The biggest upcoming test for the genial Texan will be the trade issue: as Congress approaches a fateful conference next month on differing, restrictive trade bills passed by the Senate and House, he makes clear that if key protectionist provisions remain in legislation, President Reagan will veto it.
Baker's strategy is to work for a compromise that the president can swallow. A minority view within the administration is that Baker and U.S. Trade Representative Clayton Yeutter, in trying to get the worst elements out of the bill, may accept other provisions that are almost as bad. Better, they say, let a bad bill pass that will be vetoed. But Baker has too many political smarts to take anything for granted -- including the administration's ability to garner enough votes for an override.
Of course, it takes two to compromise, and there is reason to believe that House Speaker Jim Wright (D-Texas) and Senate Majority Leader Robert Byrd (D-W.Va.) do not want a bill the president can sign. Some other Democrats say privately that Wright and Byrd would rather provoke a veto, in the hopes of getting a good campaign issue for 1988.

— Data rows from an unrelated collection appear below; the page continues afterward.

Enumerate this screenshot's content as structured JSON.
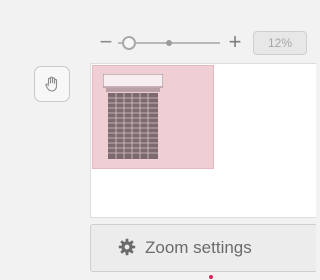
{
  "zoom_bar": {
    "minus_label": "−",
    "plus_label": "+",
    "value": "12%"
  },
  "navigator": {
    "hand_tool_icon": "hand-icon",
    "viewport_color": "#efcfd3"
  },
  "zoom_settings": {
    "icon": "gear-icon",
    "label": "Zoom settings"
  }
}
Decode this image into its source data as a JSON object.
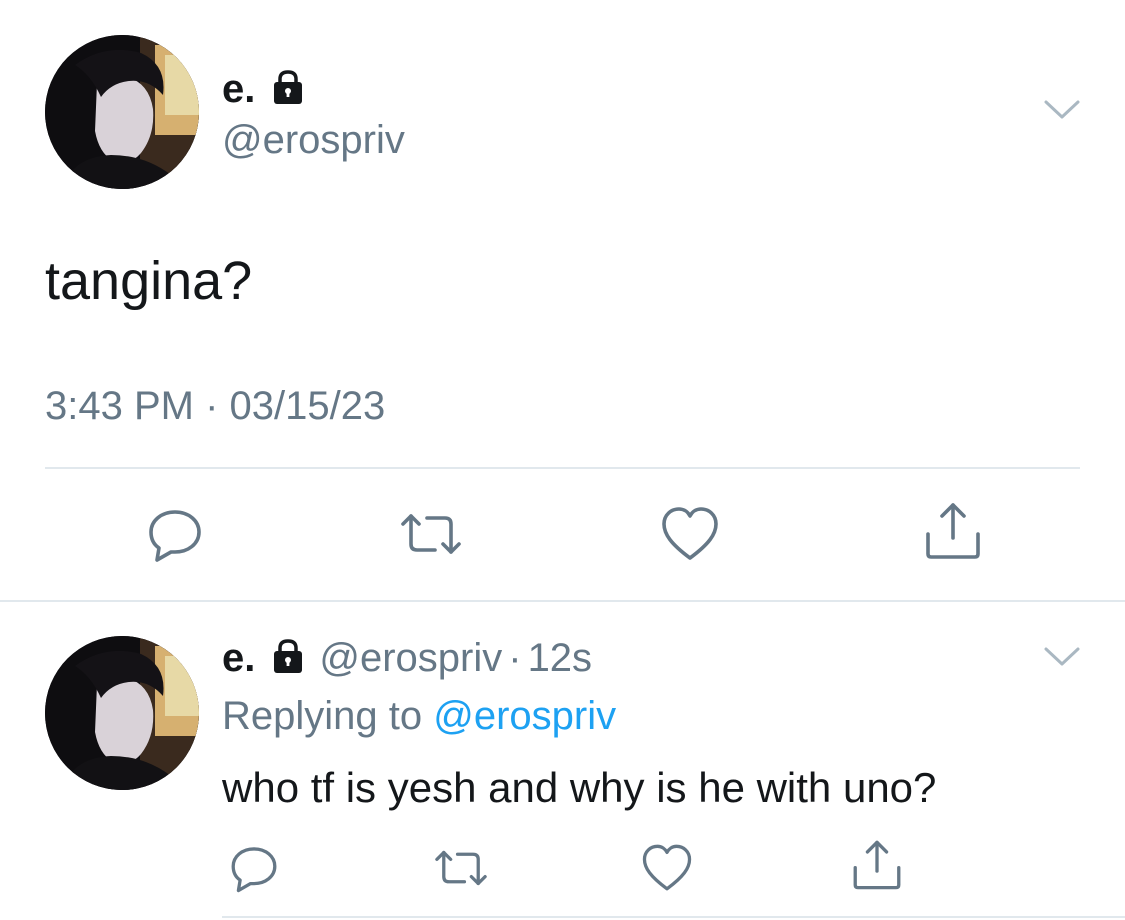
{
  "main_tweet": {
    "display_name": "e.",
    "handle": "@erospriv",
    "text": "tangina?",
    "timestamp": "3:43 PM · 03/15/23",
    "icons": {
      "lock": "lock-icon",
      "menu": "chevron-down-icon",
      "reply": "reply-icon",
      "retweet": "retweet-icon",
      "like": "heart-icon",
      "share": "share-icon"
    }
  },
  "reply_tweet": {
    "display_name": "e.",
    "handle": "@erospriv",
    "separator": "·",
    "time_ago": "12s",
    "replying_label": "Replying to",
    "replying_handle": "@erospriv",
    "text": "who tf is yesh and why is he with uno?"
  },
  "colors": {
    "text_primary": "#14171a",
    "text_secondary": "#657786",
    "link": "#1da1f2",
    "divider": "#e1e8ed",
    "icon": "#657786"
  }
}
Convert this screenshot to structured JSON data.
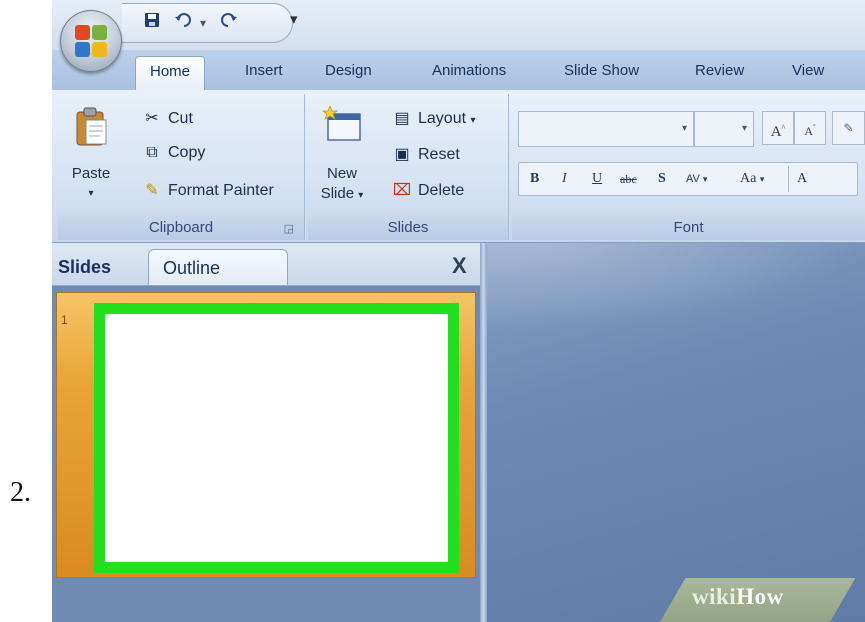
{
  "step_label": "2.",
  "quick_access": {
    "save_icon": "floppy-disk-icon",
    "undo_icon": "undo-icon",
    "redo_icon": "redo-icon"
  },
  "tabs": [
    {
      "label": "Home",
      "active": true
    },
    {
      "label": "Insert",
      "active": false
    },
    {
      "label": "Design",
      "active": false
    },
    {
      "label": "Animations",
      "active": false
    },
    {
      "label": "Slide Show",
      "active": false
    },
    {
      "label": "Review",
      "active": false
    },
    {
      "label": "View",
      "active": false
    }
  ],
  "ribbon": {
    "clipboard": {
      "paste": "Paste",
      "cut": "Cut",
      "copy": "Copy",
      "format_painter": "Format Painter",
      "group_label": "Clipboard"
    },
    "slides": {
      "new_slide_line1": "New",
      "new_slide_line2": "Slide",
      "layout": "Layout",
      "reset": "Reset",
      "delete": "Delete",
      "group_label": "Slides"
    },
    "font": {
      "grow": "A",
      "shrink": "A",
      "bold": "B",
      "italic": "I",
      "underline": "U",
      "strikethrough": "abc",
      "shadow": "S",
      "spacing": "AV",
      "change_case": "Aa",
      "font_color": "A",
      "group_label": "Font"
    }
  },
  "pane": {
    "tab_slides": "Slides",
    "tab_outline": "Outline",
    "close": "X",
    "slide_number": "1"
  },
  "colors": {
    "slide_border": "#22e01d",
    "selection": "#e9a63b"
  },
  "watermark": {
    "wiki": "wiki",
    "how": "How"
  }
}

It will be difficult to purge the two bills of all of the veto bait an angry Congress has pumped into it. Major sticking points include a contentious provision requiring 60-day notice for plant closings and proposed new directives, unacceptable to Baker, to publish exchange-rate targets.
There is also a ''sleeper'' in a section in the Senate bill authored by Steven D. Symms (R-Idaho). It would bar any American contribution to an international agency making a loan for the production of commodities in oversupply. That would effectively bar American dealings with the International Monetary Fund and World Bank.
In addition to the highly publicized Gephardt amendment (which seems headed for the junk pile, where it belongs), there are specific provisions protecting lamb, sugar, steel, tobacco, textiles, uranium, dried milk, telecommunications and shipping. There would be special marketing agreements for wheat, soybeans, cottonseed and sunflower seed. Another danger area is a proposal for the screening of foreign investments. The list is almost endless in 1,000 pages of proposed legislation, the extent of which would only be unraveled by lawyers in years to come.
If out of all this Baker can get a trade bill that the president can sign -- perhaps while holding his nose -- he can claim a legislative miracle. That would be at least one modest economic success for Reagan's lame-duck years.